The Apostle Paul, writing to the church at Corinth, carefully instructs them on the topic of almsgiving. In II Corinthians chapter 8 he begins with a testimonial of the church in Macedonia. This church (ekklesia) was modeling the grace of compassionate, beneficent giving to those in dire need—the Judean church. Paul exhorts the Corinthian ekklesia to follow the pattern of their generosity and their diligent follow-through in providing much needed financial aid for the struggling Body of Christ in a different geographic location.
Of note is that the Macedonians are giving alms not because they are at ease and have an excess of wealth themselves, but rather “in a great trial of affliction the abundance of their joy and their deep poverty abounded in the riches of their liberality.” (II Corinthians 8:2). Verses three and four follow on with greater emphasis that “…according to their ability, yes, and beyond their ability, they were freely willing, imploring us with much urgency that we would receive the gift and the fellowship of ministering to the saints.”
What motivated these Macedonian believers to be so generous? What empowering grace was upon them? Is this grace still in operation today? Is it for select believers who have the gift of giving as mentioned in Romans chapter twelve, or is it to be employed by every disciple of Christ? These questions are answered within this same chapter and throughout the Scriptures.
Under inspiration of the Holy Spirit, the Apostle Paul reveals four key components of how this grace, this manner and act of living, was bestowed upon and completed in the Macedonian believers and can be received and cultivated in us today:
- They received a divine grace that was greater than their natural ability. (verse 1)
- They first gave themselves fully to God. (verse 5)
- They submitted to the Holy Spirit working through the apostles teaching and instruction, especially that of Titus, allowing this grace to be developed in them. (verse 5)

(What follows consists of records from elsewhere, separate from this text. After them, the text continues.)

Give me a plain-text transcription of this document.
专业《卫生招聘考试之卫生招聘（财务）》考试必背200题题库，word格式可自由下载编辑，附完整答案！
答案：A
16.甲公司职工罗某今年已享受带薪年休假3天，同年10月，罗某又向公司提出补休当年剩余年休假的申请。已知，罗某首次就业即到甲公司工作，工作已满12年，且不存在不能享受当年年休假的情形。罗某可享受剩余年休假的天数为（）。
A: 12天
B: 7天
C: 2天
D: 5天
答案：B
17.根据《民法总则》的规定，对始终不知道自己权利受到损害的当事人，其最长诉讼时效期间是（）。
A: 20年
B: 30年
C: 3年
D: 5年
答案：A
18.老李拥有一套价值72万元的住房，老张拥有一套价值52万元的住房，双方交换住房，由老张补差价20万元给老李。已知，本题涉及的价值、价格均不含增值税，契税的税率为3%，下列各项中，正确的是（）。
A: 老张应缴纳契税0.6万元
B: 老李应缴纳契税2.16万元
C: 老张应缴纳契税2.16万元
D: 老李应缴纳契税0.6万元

- They chose to imitate this divine grace first displayed through Jesus Christ, our pattern. “…For you know the grace of our Lord Jesus Christ, that though He was rich, yet for your sakes He became poor, that you through His poverty might become rich.” (verse 9)
Though it seems unwise, and even contradictory, to the natural way of reasoning – giving even out of our own poverty or lack – there is a divine grace that can be developed in us through the working of the Holy Spirit. As we present ourselves fully to God (not holding any part back), gain understanding of the Scriptures, and choose to imitate Christ, we too may have this testimony of liberality to the glory of God.